Im Fall, dass aus einer Konkubinat-Beziehung Kinder geboren werden, haben sie meistens keinen Erbanspruch gegenüber dem Vater, was eine der wichtigsten Unterscheidungen zwischen dem Konkubinat und der Polygamie ("Vielweiberei") darstellt.
Das Konkubinat ist somit wesentlich motiviert durch die Bestrebung, Macht- und Besitzansprüche nicht aufzuteilen. Damit beschränkte sich diese Beziehungsform meistens auch auf wohlhabende und politisch mächtige soziale Schichten, taucht dort aber quer durch alle Kulturen auf, vom europäisch-christlichen Mittelalter bis zu den Kaiserhöfen Chinas und Japans.
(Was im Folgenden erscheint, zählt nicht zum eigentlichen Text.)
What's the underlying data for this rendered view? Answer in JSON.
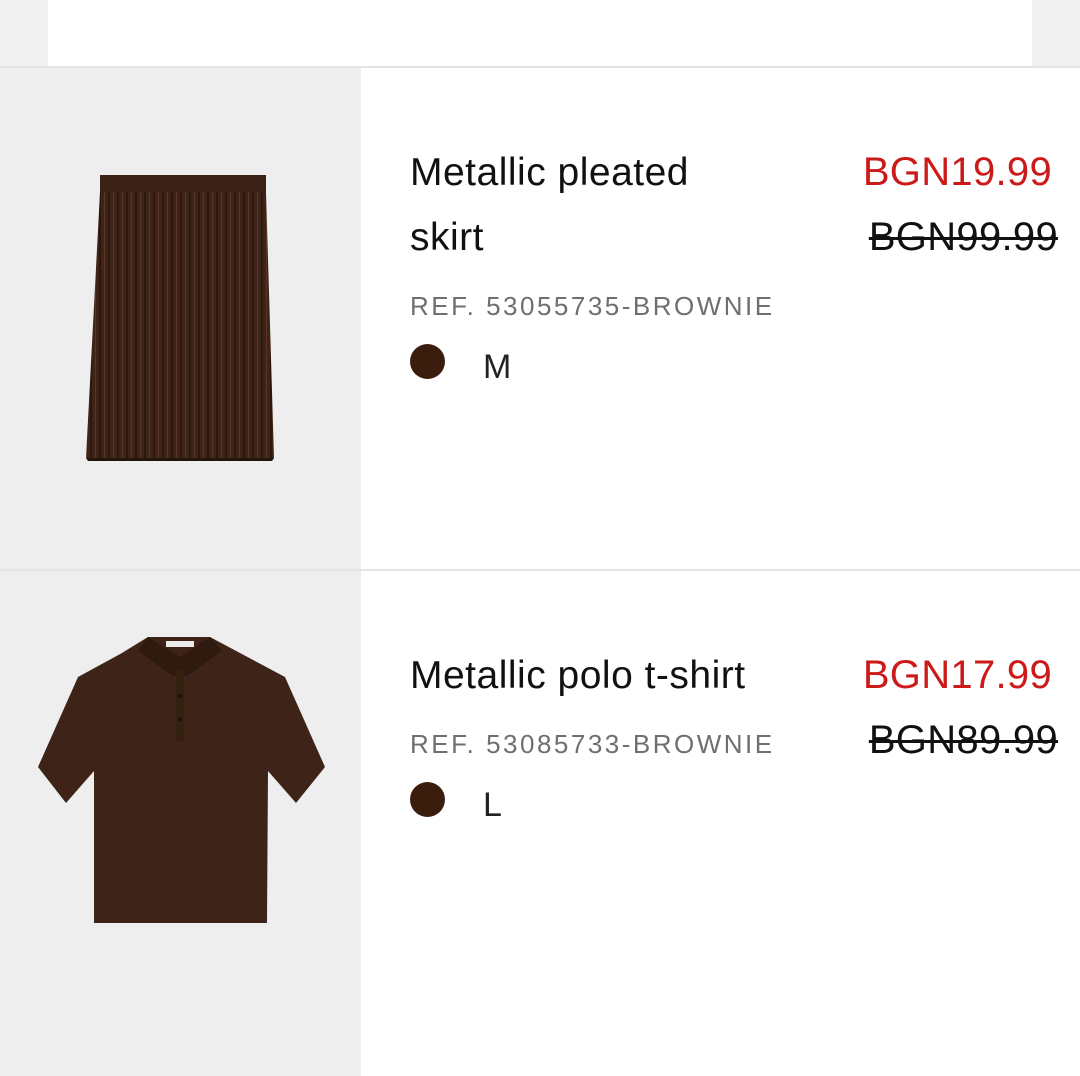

Da die traditionelle Definition des Konkubinats immer auf die heterosexuelle Ehe Bezug nimmt, folgen daraus Schwierigkeiten in der universellen Anwendbarkeit dieses Begriffs. Dies betrifft die Abgrenzung zu Polykoitie, Polygamie, neben- oder außerehelichen Beziehungen und Prostitution. Der Begriff ist auch nur bedingt anwendbar bei homosexuellen Beziehungen, und zwar nur dann, wenn diese nicht die Form von rechtlich abgesicherten Partnerschaften oder der Ehe nehmen.
In der Schweiz existierte das so genannte Konkubinatsverbot, das zum Beispiel im Kanton Zürich den folgenden Wortlaut annahm:
"Das Konkubinat ist untersagt. Die Gemeinderäte haben von Konkubinatsverhältnissen dem Statthalteramt Kenntnis zu geben. Dieses erlässt die erforderlichen Verfügungen zur Aufhebung des Verhältnisses unter Androhung strafrechtlicher Verfolgung wegen Ungehorsams."
Das Konkubinatsverbot wurde in der Schweiz erst in jüngster Vergangenheit (z. B. Zürich 1972, Wallis 1995) aufgehoben.
Auch wenn die Konkubinen z. T. eine hohe Anerkennung genossen, durften sie sich dennoch ihrem Herren in ihren Dienstleistungen, seien sie sexueller oder anderer Natur, nicht verwehren. Sie mussten ihrem Herren genauso wie jeder andere Sklave auch uneingeschränkt gehorchen. Dem Sklavenhalter sind also rechtlich kaum Grenzen gesetzt. Er kann uneingeschränkt viele Konkubinen besitzen und sich ihrer beliebig bedienen.
Es gibt aber auch Ausnahmetatbestände, die es dem Patron verbieten den sexuellen Verkehr mit einer Sklavin zu vollziehen. Dazu zählt:
(1) Der Patron und die Sklavin sind blutsverwandt.
(2) Die Sklavin ist Anhängerin einer heidnischen Religion.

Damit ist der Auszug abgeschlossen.